La douleur de perdre un être cher est une douleur intérieure, qui explose comme un excès d’energie sur lequel je n’ai aucun contrôle. Avec les années, petit a petit, j’apprends à canaliser cette douleur. J’ai toujours été ému par la proximité entre le Jour du Souvenir, et le Jour de l’Indépendance, célébré le lendemain, ému par la commémoration du prix de notre renaissance. Ces dernières années, j’ai pris progressivement conscience que c’etait nous qui fixions les prix. Il peut apparaître que nous soyons les victimes, mais ce n’est pas le cas : nous sommes ceux qui avons le coeur dur. Nous nous fermons à la souffrance de la nation que nous dominons. Ce n’est pas que nous soyons mauvais ou sadiques, c’est simplement que nous ne comprenons pas que d’autres ont besoin d’empathie et de compassion, autant que nous. Nous ne saisissons pas ce que réconciliation veut dire, à commencer par la réconciliation avec nous-mêmes. La capacité de pardonner à nous-mêmes, de vivre en paix avec nous-mêmes, est un préalable. Chacun de nous doit savoir pardonner à lui-même. Nous avons tant de conflits, dans presque tous les domaines de la vie.
De nombreuses personnes merveilleuses sont enterrées à côté d’Arik. Là où elles sont aujourd’hui, elles ne connaissent ni querelles ni controverses. Devons-nous mourir pour comprendre que la mort d’un côté de la frontière est tout aussi douloureuse de l’autre? Toutes les victimes ont des familles et des parents aimants, et aucune ne reviendra. Le Jour du Souvenir etait pour moi un jour qui appartenait aux familles des victimes tombées au combat. Aujourd’hui, c’est aussi un jour fortement lié a la vie. Un jour qui nous rappelle toutes les victimes en notre sein, celles, dans les deux sociétés, qui souffrent de symptômes de phobies collectives. Un jour qui nous rappelle les terribles souffrances des deux côtés. J’ai vécu le deuil, j’en ai fait l’expérience de l’intérieur et de l’extérieur. Le dehors m’a toujours fait peur, bien plus que le dedans.
Mon deuil personnel ne me donne pas le choix, c’est mon ici et maintenant, il faut vivre le vide. Mais ma plus grande peur, c’est le deuil du dehors. Je n’oublie jamais mon deuil du dedans, comment le pourrais-je? Mais j’ai quatre autres enfants, et des petits-enfants, et c’est là où résident mes peurs du deuil.
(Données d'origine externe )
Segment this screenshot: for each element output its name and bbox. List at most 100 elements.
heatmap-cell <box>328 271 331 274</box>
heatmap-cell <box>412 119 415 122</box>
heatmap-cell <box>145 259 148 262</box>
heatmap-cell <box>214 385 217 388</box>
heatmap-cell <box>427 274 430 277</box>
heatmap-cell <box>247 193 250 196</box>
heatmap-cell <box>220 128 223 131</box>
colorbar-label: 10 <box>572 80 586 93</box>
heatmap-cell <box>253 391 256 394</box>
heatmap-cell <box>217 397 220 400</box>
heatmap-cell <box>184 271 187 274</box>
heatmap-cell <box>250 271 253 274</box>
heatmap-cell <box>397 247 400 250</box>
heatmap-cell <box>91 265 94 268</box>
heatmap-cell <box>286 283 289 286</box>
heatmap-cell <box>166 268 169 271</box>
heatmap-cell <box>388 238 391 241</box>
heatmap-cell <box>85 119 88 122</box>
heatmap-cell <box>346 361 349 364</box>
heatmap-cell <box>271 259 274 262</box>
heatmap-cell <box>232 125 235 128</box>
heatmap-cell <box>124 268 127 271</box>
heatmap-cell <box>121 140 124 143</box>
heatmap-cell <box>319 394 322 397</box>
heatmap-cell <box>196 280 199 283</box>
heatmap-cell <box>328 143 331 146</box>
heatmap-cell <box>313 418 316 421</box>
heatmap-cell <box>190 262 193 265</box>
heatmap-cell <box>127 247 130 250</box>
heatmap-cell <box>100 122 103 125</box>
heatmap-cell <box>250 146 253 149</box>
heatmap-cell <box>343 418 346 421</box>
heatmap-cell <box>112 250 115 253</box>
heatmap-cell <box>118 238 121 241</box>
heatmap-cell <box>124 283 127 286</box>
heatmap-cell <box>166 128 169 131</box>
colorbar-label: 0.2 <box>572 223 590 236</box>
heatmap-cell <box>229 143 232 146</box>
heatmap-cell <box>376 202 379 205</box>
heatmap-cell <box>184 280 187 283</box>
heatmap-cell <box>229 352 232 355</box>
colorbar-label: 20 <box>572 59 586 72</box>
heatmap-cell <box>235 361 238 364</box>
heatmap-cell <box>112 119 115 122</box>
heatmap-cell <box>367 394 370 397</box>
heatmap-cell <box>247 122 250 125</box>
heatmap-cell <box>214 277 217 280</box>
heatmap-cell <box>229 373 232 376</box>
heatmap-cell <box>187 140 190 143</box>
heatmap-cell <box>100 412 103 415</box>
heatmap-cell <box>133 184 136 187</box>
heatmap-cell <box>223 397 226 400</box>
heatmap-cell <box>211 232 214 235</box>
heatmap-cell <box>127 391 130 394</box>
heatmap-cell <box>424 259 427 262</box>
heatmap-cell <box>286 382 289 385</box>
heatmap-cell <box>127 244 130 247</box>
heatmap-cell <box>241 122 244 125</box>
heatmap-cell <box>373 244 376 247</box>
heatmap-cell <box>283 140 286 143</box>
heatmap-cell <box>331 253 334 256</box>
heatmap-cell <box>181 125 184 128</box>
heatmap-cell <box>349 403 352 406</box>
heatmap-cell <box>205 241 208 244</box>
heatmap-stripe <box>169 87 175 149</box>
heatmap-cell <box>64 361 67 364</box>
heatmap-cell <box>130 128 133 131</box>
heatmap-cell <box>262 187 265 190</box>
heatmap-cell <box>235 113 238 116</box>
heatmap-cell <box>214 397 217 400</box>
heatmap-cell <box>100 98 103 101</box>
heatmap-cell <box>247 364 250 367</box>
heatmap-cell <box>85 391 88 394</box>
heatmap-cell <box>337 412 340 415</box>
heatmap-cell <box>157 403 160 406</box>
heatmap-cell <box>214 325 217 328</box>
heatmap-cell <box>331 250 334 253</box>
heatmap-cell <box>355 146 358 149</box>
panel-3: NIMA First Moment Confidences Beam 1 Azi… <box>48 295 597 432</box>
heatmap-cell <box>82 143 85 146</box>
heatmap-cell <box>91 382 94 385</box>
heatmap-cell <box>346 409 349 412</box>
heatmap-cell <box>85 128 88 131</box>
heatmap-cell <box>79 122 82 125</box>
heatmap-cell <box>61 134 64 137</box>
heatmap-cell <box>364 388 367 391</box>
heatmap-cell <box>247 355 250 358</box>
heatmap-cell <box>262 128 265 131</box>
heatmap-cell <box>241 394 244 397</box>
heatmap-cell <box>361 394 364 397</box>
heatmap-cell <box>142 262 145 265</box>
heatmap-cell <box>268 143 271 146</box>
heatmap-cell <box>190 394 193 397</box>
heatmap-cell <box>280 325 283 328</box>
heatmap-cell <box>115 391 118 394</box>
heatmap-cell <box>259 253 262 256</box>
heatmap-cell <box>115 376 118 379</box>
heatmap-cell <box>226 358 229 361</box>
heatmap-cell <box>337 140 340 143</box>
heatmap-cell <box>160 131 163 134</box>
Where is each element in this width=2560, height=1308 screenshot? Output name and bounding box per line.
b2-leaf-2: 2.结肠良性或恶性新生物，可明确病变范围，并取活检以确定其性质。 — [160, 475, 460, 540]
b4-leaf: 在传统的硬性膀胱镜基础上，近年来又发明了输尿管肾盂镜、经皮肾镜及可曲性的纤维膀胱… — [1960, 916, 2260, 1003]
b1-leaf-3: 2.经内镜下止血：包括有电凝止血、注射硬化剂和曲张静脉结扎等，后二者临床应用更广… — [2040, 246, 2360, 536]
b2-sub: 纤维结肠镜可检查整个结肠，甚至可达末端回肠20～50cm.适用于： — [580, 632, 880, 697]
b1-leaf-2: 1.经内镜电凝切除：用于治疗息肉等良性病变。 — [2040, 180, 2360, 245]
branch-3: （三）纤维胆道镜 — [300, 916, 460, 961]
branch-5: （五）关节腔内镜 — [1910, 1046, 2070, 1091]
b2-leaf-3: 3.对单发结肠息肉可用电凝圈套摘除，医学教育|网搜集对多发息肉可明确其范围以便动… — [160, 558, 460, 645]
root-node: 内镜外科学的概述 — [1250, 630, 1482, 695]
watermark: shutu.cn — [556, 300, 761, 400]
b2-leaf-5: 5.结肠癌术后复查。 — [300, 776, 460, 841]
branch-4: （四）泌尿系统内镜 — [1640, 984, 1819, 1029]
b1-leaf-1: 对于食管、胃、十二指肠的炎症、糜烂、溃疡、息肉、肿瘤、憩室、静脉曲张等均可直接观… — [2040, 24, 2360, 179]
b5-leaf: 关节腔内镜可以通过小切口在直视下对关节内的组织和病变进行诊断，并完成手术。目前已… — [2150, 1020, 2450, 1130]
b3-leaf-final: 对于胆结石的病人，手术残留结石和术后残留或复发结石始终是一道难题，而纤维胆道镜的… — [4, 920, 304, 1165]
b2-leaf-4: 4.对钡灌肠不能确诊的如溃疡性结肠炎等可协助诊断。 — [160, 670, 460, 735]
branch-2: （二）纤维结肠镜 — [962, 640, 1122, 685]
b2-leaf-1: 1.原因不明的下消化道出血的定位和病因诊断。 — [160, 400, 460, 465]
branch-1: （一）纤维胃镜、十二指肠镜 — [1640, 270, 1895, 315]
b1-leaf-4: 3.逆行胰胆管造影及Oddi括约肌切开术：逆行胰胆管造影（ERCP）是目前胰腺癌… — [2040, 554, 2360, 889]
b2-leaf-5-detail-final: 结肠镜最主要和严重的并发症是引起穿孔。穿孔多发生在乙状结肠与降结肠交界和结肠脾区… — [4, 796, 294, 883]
Si nous ne reprenons pas nos esprits, qu’adviendra-t-il de nous? La mort rôde à notre porte. Nos enfants n’ont pas ete tués sur les routes, ils ne sont pas morts de maladie. Ils sont morts parce qu’il n’y avait pas de paix. Cela me ferait du bien et m’apporterait un peu de réconfort, si, le Jour du Souvenir, mes dirigeants parlaient un peu moins de la douleur de perdre un être cher, et agissaient un peu plus pour apporter la paix.
Yitzhak Frankenthal, père d’Arik, et père de Hananel, Ayelet, Ofir et Hadar, puissent-ils vivre heureux et longtemps.